Monday 4th May 2015, 4pm, Nottingham Writers’ Studio
Pay What You Can
Monday 4th May 2015, 8pm, Cafe Roya
Tickets: £8 with dinner
We don’t like to get too political here at NAFN. But there are some things we feel strongly about, and for that reason we have decided to take a stance against the xenophobia we believe UKIP is promoting. A number of the NAFN team have first-generation immigrant parents, so the policies which this party is promoting are pretty repellent to us and we’re going to combat them in the heart of Hockley and Beeston.
We believe UKIP’s ideas have no place in Nottingham, as they do not reflect the city which we know and love. And it is our love for Nottingham’s vibrant society which leads us not to fear immigration, but embrace it.
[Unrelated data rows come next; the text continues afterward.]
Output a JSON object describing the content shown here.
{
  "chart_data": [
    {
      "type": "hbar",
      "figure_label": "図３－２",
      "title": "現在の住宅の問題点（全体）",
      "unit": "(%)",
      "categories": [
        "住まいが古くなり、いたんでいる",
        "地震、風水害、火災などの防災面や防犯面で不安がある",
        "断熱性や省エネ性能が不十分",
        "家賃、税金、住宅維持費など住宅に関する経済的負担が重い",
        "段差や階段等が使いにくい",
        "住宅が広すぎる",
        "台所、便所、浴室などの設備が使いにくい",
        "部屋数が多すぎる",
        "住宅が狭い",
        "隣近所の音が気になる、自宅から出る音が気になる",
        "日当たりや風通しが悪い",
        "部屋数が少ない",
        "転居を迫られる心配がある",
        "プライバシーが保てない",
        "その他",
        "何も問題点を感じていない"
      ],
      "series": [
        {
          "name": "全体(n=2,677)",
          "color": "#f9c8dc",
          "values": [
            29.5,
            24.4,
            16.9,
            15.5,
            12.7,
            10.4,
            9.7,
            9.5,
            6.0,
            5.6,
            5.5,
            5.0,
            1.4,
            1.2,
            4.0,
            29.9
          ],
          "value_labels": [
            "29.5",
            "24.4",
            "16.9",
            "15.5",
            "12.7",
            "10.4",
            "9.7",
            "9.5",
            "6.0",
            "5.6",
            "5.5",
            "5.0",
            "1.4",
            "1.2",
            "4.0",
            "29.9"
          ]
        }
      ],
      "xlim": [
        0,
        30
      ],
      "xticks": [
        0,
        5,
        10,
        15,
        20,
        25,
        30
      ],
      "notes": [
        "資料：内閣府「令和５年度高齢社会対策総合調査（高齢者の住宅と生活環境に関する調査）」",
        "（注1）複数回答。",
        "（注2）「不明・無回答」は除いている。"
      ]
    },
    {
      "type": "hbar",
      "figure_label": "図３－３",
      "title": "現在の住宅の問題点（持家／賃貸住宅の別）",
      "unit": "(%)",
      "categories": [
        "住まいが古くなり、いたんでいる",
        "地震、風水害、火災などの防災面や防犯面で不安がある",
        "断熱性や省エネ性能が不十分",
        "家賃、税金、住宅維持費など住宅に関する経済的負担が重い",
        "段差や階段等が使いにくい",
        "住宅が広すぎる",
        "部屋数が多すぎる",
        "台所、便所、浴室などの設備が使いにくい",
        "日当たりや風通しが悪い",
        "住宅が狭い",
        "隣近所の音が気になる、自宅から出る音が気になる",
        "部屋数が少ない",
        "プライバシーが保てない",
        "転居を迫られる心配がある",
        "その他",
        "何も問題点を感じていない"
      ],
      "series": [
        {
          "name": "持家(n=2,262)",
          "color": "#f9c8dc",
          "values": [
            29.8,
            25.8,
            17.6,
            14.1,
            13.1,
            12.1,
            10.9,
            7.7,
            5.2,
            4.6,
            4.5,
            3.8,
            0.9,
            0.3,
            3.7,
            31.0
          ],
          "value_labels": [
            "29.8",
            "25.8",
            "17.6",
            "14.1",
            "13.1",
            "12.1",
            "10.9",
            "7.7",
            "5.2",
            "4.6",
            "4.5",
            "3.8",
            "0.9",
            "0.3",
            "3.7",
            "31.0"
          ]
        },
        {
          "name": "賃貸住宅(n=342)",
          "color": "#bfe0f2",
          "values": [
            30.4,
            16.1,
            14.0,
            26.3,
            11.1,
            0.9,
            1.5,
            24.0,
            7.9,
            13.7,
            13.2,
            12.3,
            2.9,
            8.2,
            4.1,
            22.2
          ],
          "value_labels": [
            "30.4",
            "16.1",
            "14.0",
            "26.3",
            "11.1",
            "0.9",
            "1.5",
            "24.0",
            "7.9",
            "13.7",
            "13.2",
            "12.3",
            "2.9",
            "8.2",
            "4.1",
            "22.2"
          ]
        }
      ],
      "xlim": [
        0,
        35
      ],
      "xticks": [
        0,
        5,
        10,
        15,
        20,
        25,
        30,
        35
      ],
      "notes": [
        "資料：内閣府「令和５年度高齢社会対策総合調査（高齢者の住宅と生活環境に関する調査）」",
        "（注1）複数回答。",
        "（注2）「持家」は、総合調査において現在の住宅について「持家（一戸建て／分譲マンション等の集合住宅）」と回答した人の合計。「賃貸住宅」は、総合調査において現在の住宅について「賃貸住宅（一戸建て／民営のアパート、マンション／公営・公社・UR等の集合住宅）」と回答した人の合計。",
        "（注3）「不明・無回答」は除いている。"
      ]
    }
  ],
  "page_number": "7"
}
For that reason we have decided to fight Nigel not by imitating his demagogic slogans and promises, but by using the power of film alone to tell migration stories that will make people think again.
To challenge UKIP’s Little England mentality, we have also put great emphasis on bringing films from around the world to Nottingham. So we’ve got films from Thailand, Lebanon, Scotland, Germany, France, Greece, Singapore, England and more! And these are films which we’ve found at film festivals right round the globe too, from celebrations of film like International Film Festival Rotterdam to award winners like Kyla Simone’s The Interpreter from this year’s London Short Film Festival.
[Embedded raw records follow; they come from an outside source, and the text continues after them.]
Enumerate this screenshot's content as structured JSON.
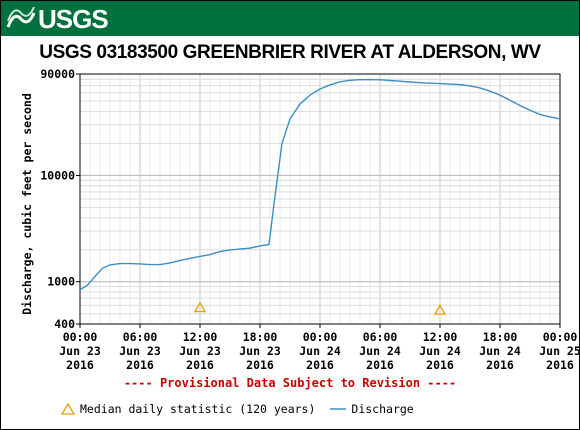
{
  "header": {
    "logo_text": "USGS"
  },
  "chart_data": {
    "type": "line",
    "title": "USGS 03183500 GREENBRIER RIVER AT ALDERSON, WV",
    "ylabel": "Discharge, cubic feet per second",
    "y_scale": "log",
    "ylim": [
      400,
      90000
    ],
    "y_ticks": [
      {
        "value": 400,
        "label": "400"
      },
      {
        "value": 1000,
        "label": "1000"
      },
      {
        "value": 10000,
        "label": "10000"
      },
      {
        "value": 90000,
        "label": "90000"
      }
    ],
    "x_hours_range": [
      0,
      48
    ],
    "x_ticks": [
      {
        "hours": 0,
        "l1": "00:00",
        "l2": "Jun 23",
        "l3": "2016"
      },
      {
        "hours": 6,
        "l1": "06:00",
        "l2": "Jun 23",
        "l3": "2016"
      },
      {
        "hours": 12,
        "l1": "12:00",
        "l2": "Jun 23",
        "l3": "2016"
      },
      {
        "hours": 18,
        "l1": "18:00",
        "l2": "Jun 23",
        "l3": "2016"
      },
      {
        "hours": 24,
        "l1": "00:00",
        "l2": "Jun 24",
        "l3": "2016"
      },
      {
        "hours": 30,
        "l1": "06:00",
        "l2": "Jun 24",
        "l3": "2016"
      },
      {
        "hours": 36,
        "l1": "12:00",
        "l2": "Jun 24",
        "l3": "2016"
      },
      {
        "hours": 42,
        "l1": "18:00",
        "l2": "Jun 24",
        "l3": "2016"
      },
      {
        "hours": 48,
        "l1": "00:00",
        "l2": "Jun 25",
        "l3": "2016"
      }
    ],
    "grid": true,
    "series": [
      {
        "name": "Discharge",
        "color": "#3b8fc4",
        "points": [
          [
            0,
            840
          ],
          [
            0.75,
            930
          ],
          [
            1.5,
            1120
          ],
          [
            2.25,
            1340
          ],
          [
            3,
            1440
          ],
          [
            4,
            1480
          ],
          [
            5,
            1480
          ],
          [
            6,
            1470
          ],
          [
            7,
            1450
          ],
          [
            8,
            1450
          ],
          [
            9,
            1500
          ],
          [
            10,
            1580
          ],
          [
            11,
            1660
          ],
          [
            12,
            1730
          ],
          [
            13,
            1800
          ],
          [
            14,
            1920
          ],
          [
            15,
            1990
          ],
          [
            16,
            2030
          ],
          [
            17,
            2070
          ],
          [
            18,
            2170
          ],
          [
            18.9,
            2240
          ],
          [
            19.4,
            5400
          ],
          [
            20.2,
            20000
          ],
          [
            21,
            34000
          ],
          [
            22,
            47000
          ],
          [
            23,
            57000
          ],
          [
            24,
            65000
          ],
          [
            25,
            71000
          ],
          [
            26,
            76000
          ],
          [
            27,
            78500
          ],
          [
            28,
            79500
          ],
          [
            29,
            79800
          ],
          [
            30,
            79400
          ],
          [
            31,
            78200
          ],
          [
            32,
            77000
          ],
          [
            33,
            75700
          ],
          [
            34,
            74600
          ],
          [
            35,
            73800
          ],
          [
            36,
            73100
          ],
          [
            37,
            72400
          ],
          [
            38,
            71500
          ],
          [
            39,
            69500
          ],
          [
            40,
            66500
          ],
          [
            41,
            62000
          ],
          [
            42,
            57000
          ],
          [
            43,
            51000
          ],
          [
            44,
            45500
          ],
          [
            45,
            41000
          ],
          [
            46,
            37500
          ],
          [
            47,
            35500
          ],
          [
            48,
            34000
          ]
        ]
      },
      {
        "name": "Median daily statistic (120 years)",
        "color": "#e8a000",
        "marker": "triangle",
        "points": [
          [
            12,
            570
          ],
          [
            36,
            540
          ]
        ]
      }
    ],
    "legend_placement": "bottom",
    "notice": "---- Provisional Data Subject to Revision ----"
  }
}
What’s more, we’re going to invite our audience to ‘pay what you can’ for this screening, because we don’t want to exclude anyone. Plus, any profits from donations will go to a film of the audience’s choice – so why not join us for something a little bit different this May bank holiday?
Why we want to share these films with you:
We have an on-going commitment to short films, as we feel they’re a great art form all of their own and they don’t get the attention they so rightly deserve! Instead we want to give audiences in Nottingham a chance to see more shorts and decide for themselves what they do and don’t like. We also want to challenge the belief that people shouldn’t be paid for screening short films, a trend we try to buck by at least returning what profits we do make to the winning film.
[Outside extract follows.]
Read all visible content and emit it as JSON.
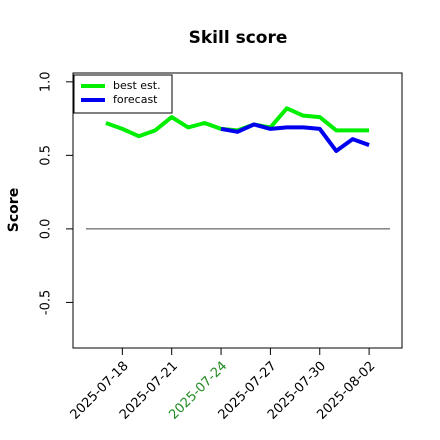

In this instance, we also want to use these films to create an additional space in the media for discussing this issue of immigration. We believe an often sensationalised, one-sided discussion of this issue is often being presented at the moment, and this is allowing UKIP to win undue support. To challenge this we want to show that migration is not something we should see as a tidal wave that threatens Britain, but rather an issue which must be dealt with (often ambivalently) around the now globalised world.
We also want to oppose the reduction of migrants to statistics or caricatured “job-thieves.” These are people with their own stories, hopes and dreams, who sometimes need help or just a change of scenery. And we believe the best way to stop UKIP’s fear-mongering is to rehumanise the migrants they are trying to demonise.